Word arrived this week that the world is rid of one truly twisted individual. Or if you believed William Bergen Greene, his death marked the end of as many as 24 different people who shared the same violent criminal’s body.
Greene, 58, died Oct. 6 at the Washington State Penitentiary in Walla Walla, where he was serving life.
He was a three-strike sex offender from Everett. In 2005, Greene also was convicted of the 1979 rape and murder of Sylvia Durante. A team of cold-case detectives found DNA that linked Greene to the Seattle waitress’ killing.
About a decade ago, Greene was making headlines and drawing the attention of a national TV news magazine for what could be called the ultimate attempt at the “some other dude did it” defense. Then on trial for a 1994 assault and kidnapping, the convict claimed he was innocent because his body actually was host to as many as two dozen identities. He suggested one of his “alters,” not Bill Greene, had committed the crime.
Greene earlier had been convicted of the attack, but acting as his own attorney, he convinced the 9th U.S. Circuit Court of Appeals that his trial was flawed because jurors weren’t told that he’d been diagnosed with dissociative identity disorder, sometimes referred to living with “multiple personalities.” In this instance, he claimed that a child identity named Tyrone actually committed the crimes, and Greene, the man, should be found innocent by reason of insanity.
The legal questions at play intrigued and challenged judges. In a 1999 ruling holding Greene accountable for his actions, state Supreme Court Justice Charles Johnson noted that one mental health expert had testified he was “not sure who Mr. Greene is.”

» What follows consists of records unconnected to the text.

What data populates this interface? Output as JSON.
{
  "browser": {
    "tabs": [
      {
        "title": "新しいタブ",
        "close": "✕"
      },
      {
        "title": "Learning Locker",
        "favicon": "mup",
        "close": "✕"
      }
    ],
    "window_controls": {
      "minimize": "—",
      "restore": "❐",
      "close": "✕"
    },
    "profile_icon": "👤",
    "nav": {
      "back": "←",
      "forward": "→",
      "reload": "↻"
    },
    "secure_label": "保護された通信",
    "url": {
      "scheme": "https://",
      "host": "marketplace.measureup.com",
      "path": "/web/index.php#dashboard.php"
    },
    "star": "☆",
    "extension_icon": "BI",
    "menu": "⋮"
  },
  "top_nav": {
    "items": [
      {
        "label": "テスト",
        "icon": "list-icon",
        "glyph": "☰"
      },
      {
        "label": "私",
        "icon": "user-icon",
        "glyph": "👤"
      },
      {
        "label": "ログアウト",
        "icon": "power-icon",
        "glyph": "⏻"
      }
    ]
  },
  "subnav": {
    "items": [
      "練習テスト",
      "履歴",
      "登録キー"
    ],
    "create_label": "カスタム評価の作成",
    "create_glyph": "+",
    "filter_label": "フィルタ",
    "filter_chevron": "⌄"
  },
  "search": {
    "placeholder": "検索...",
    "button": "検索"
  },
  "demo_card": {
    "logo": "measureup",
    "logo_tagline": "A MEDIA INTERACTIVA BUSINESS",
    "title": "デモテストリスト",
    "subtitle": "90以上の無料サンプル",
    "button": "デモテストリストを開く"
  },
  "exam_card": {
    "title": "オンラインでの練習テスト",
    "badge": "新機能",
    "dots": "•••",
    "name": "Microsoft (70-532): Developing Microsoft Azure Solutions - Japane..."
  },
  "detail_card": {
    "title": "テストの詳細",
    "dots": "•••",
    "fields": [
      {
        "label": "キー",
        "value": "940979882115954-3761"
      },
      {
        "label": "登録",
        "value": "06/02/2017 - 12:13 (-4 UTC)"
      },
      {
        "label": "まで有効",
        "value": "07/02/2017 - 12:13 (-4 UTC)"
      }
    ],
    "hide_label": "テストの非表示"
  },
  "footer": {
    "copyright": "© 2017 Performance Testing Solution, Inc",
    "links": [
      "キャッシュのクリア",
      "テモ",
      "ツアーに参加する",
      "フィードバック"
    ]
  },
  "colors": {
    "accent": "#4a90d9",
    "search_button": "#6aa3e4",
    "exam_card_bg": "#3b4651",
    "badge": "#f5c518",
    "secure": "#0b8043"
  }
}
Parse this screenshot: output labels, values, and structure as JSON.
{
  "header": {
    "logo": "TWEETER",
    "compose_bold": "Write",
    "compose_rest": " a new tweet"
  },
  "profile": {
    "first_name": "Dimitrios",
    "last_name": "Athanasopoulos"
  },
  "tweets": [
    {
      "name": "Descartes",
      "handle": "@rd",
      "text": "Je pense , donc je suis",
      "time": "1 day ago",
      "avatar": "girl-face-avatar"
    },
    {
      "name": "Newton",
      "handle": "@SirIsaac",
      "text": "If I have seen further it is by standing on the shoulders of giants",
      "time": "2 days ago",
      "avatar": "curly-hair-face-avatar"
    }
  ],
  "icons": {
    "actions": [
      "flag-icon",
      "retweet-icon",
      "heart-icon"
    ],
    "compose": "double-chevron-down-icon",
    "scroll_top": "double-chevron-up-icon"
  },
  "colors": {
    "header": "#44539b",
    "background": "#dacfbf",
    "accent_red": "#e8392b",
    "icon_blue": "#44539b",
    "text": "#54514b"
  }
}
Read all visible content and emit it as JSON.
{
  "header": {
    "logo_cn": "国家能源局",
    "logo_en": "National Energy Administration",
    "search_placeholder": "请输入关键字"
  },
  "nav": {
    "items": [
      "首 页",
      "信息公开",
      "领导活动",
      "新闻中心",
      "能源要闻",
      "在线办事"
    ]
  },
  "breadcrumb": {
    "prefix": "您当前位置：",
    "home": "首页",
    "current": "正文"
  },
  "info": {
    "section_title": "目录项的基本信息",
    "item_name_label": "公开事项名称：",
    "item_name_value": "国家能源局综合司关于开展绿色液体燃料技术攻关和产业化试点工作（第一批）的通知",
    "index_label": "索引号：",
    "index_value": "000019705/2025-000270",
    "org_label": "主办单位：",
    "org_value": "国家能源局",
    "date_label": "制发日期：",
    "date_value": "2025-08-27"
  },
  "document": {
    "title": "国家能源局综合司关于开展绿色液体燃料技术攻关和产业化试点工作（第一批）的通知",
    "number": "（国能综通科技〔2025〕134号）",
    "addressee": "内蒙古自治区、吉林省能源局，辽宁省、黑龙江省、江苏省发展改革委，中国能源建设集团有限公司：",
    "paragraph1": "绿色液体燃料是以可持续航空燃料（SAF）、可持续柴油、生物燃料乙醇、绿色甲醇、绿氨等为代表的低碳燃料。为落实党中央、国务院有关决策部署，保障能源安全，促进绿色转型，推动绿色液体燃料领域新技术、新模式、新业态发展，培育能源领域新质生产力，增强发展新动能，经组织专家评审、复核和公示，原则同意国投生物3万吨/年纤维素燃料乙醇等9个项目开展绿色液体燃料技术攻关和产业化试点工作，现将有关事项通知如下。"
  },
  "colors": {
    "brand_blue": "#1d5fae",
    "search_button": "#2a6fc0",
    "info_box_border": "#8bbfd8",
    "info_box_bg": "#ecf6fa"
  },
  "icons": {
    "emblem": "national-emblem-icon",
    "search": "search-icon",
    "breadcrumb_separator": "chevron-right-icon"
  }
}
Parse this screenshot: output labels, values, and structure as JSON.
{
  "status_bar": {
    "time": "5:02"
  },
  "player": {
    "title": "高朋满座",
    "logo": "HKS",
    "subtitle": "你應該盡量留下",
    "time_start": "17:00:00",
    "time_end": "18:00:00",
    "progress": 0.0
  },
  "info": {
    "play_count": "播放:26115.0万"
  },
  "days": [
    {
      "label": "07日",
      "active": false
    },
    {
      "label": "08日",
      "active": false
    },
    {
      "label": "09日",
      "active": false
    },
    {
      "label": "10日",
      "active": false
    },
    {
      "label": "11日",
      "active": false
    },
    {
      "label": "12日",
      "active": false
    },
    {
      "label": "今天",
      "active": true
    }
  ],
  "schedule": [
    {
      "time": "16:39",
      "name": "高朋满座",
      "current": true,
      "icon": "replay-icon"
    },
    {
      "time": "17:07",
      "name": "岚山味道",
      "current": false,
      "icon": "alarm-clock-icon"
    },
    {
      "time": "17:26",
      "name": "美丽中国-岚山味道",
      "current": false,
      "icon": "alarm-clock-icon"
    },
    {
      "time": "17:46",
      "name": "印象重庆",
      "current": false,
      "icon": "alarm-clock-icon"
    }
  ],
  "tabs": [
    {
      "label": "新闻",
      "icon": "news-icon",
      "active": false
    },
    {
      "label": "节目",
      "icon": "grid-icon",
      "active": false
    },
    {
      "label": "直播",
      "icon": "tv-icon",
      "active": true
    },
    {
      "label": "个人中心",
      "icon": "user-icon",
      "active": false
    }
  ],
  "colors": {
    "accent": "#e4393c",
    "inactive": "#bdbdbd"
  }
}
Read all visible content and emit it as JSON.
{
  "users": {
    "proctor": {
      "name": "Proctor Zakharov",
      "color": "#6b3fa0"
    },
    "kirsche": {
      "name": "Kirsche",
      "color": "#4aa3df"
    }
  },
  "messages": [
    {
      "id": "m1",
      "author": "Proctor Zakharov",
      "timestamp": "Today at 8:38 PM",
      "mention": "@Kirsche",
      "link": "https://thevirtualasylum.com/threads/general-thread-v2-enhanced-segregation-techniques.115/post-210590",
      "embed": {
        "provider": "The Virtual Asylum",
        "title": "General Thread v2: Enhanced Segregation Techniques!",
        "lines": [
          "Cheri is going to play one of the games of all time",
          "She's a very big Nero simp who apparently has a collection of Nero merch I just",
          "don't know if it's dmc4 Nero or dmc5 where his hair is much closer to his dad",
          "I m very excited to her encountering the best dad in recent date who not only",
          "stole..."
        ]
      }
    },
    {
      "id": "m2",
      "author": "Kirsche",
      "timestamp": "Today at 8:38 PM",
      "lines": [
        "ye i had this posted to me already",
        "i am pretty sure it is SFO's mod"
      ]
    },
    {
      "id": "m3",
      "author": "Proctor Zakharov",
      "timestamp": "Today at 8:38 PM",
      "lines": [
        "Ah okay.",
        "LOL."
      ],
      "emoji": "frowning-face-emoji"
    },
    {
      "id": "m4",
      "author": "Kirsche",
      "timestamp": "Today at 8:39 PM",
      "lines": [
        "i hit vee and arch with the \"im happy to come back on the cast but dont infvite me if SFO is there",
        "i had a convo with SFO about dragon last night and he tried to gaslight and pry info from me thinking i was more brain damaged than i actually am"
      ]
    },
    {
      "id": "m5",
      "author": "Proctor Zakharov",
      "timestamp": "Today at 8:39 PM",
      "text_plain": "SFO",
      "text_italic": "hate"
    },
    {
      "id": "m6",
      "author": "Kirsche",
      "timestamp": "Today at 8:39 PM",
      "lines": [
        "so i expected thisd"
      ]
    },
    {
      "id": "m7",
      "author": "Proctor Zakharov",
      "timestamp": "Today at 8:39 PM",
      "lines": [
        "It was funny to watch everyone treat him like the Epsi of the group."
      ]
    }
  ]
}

The comment “reflects the fundamental nature and difficulty of the question with which we are presented,” Johnson wrote. “That is, when a person suffering from (dissociative identity disorder) is charged with a crime, the question becomes, ‘Who is the proper defendant?’”
Greene got his chance to make his case. During his five-week trial in 2003, experts disagreed on whether he really had such a disorder, and some were skeptical that such a condition exists.
It made for some great TV, though, including an interview that featured Greene supposedly slipping in and out of his various identities.
The jury didn’t buy it. There was a similar result at trial in King County, where the evidence offered no innocent explanation for how Greene’s DNA had wound up on Sylvia Durante’s battered body 26 years earlier. He’d been in her stained glass-making class. She died at just 25.
We were told of Greene’s death by a member of Durante’s family in Spokane. State corrections officials referred questions about how Greene died to the coroner in Walla Walla. I asked enough questions to deduce the circumstances weren’t suspicious.
Good riddance, two dozen times over.